Inovação

Marcas e Patentes Empresas InovadorasInovação criativa

Será que o inventor acima registrou a patente de sua inovação criativa?

Vanessa Jurgenfeld (Valor, 06/04/15) reproduziu uma preciosa informação da minha ex-aluna, Fernanda de Negri (IPEA). Ela diz que “a Petrobras sozinha responde por cerca de 20% a 25% do total de inovações feitas no país; é a principal empresa a puxar a inovação”. Todos os cidadãos brasileiros devem tomar consciência disso — e botar a mão na consciência antes de atacar nossa maior empresa.

Também sei — informação do João Carlos Ferraz, ex-VP-BNDES / UFRJ — que “os fornecedores da Petrobras contratam cerca de 1/4 da força de trabalho formal no País”. Dos 446 mil funcionários da Petrobras, 360 mil são terceirizados. Impressionante, não? E quem duvida que a economia brasileira terá uma Economia do Petróleo na próxima década?! Só os pessimistas / derrotistas / golpistas…

Chega de golpismo! Os corruptores-e-corruptos já começaram a ser punidos. E a vida continua

Ou os brasileiros querem ser estúpidos e paralisar o País? Não vamos dar mais “tiro-no-pé”!

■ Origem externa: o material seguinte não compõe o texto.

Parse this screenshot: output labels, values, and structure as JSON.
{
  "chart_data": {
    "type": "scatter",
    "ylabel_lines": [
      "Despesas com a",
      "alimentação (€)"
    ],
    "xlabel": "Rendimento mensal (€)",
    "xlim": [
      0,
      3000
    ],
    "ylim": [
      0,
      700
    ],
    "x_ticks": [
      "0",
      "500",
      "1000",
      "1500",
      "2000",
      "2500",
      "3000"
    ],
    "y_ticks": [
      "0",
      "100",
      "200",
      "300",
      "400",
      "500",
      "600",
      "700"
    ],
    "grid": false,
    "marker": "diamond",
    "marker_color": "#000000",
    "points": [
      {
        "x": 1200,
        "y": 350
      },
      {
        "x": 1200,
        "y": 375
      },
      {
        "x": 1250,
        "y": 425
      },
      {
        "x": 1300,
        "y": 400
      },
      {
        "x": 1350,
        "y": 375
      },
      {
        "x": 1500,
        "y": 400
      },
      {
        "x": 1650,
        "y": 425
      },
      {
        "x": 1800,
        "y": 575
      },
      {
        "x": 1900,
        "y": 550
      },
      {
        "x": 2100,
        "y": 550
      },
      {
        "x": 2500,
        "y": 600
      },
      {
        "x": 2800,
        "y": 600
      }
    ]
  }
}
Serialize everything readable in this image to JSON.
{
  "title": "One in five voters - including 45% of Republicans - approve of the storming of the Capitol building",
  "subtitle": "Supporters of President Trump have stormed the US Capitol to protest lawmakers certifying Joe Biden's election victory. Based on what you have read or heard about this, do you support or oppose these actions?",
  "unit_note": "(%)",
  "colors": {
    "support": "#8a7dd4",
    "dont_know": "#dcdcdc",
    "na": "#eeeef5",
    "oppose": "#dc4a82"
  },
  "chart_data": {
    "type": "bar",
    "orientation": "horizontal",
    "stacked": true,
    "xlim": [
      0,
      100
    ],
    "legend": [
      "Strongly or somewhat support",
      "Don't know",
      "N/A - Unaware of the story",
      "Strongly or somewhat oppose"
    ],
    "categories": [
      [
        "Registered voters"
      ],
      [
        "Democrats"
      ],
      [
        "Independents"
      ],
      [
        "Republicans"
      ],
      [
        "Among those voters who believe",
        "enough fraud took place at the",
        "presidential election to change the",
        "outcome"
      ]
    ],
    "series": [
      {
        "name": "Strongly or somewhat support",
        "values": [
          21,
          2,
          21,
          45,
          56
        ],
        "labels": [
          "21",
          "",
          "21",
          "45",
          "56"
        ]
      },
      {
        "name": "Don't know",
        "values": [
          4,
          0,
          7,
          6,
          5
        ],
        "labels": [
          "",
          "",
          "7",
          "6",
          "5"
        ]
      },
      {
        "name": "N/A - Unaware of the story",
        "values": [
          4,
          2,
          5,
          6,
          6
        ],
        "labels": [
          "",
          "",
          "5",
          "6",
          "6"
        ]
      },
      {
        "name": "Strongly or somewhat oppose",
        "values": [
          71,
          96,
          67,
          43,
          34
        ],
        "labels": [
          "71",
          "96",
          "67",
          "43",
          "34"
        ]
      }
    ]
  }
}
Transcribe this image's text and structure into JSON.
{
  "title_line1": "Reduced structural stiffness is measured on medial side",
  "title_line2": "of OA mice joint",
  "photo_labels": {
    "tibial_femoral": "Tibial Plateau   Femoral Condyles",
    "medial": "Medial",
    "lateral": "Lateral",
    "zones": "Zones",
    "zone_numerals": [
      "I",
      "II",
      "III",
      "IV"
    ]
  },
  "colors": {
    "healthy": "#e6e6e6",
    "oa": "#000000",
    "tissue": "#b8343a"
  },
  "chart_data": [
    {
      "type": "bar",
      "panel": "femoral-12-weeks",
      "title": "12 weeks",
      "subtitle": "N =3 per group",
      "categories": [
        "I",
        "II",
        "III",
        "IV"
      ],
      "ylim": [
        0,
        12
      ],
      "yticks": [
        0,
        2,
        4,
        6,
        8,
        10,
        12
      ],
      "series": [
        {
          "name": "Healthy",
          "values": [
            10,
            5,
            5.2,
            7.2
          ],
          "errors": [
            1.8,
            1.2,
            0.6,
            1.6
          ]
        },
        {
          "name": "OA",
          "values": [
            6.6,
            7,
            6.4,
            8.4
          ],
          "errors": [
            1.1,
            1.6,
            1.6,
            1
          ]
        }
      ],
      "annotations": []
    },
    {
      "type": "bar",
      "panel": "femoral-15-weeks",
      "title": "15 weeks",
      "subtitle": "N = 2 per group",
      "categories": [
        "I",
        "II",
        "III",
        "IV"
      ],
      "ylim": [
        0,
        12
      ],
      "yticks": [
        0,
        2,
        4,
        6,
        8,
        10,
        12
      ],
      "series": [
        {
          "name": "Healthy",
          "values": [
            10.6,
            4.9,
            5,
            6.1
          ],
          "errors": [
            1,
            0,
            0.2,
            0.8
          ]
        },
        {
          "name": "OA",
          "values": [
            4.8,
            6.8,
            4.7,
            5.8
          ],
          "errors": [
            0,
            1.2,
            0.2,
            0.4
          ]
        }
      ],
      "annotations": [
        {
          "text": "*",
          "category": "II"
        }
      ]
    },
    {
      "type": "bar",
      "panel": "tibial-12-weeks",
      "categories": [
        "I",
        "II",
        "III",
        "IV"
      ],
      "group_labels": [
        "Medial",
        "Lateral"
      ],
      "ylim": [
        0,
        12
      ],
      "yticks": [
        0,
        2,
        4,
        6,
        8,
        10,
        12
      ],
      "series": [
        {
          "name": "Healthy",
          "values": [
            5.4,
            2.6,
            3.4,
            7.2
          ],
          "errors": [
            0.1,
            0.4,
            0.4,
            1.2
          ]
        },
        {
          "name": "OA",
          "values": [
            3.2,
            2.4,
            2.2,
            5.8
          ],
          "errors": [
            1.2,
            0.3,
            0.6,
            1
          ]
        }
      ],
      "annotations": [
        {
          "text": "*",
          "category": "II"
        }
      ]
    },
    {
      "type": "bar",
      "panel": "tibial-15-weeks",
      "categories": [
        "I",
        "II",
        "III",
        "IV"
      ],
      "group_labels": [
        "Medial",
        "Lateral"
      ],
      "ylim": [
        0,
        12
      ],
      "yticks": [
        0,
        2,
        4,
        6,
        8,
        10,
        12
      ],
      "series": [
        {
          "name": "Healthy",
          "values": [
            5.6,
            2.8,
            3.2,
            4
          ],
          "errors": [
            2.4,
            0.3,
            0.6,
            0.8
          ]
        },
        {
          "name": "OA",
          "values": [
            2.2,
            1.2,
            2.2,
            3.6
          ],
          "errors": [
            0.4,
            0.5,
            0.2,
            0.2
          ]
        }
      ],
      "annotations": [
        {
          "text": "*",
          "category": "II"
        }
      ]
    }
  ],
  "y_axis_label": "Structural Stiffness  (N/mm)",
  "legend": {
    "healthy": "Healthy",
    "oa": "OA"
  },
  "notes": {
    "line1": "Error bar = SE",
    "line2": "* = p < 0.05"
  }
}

Naturalmente, haverá algum atraso na estratégia de nossa independência econômica, porém não será “o fim do Brasil” como prega a direita golpista, querendo vender o que puder. Com Acordos de Leniência (leia: https://fernandonogueiracosta.wordpress.com/2015/03/23/cartel-e-acordo-de-leniencia/), dará para recuperar os R$ 6 bilhões subtraídos pelo cartel das empreiteiras. Isto cabe nos balanços de grandes CNPJs. Porém, nossos pobres CPFs se impressionam muito com a soma. Pessoas físicas se corrompem por “poucos” milhões… Para que? Consumir mais? Sexo, droga e… decadência esnobe?! Gente estúpida…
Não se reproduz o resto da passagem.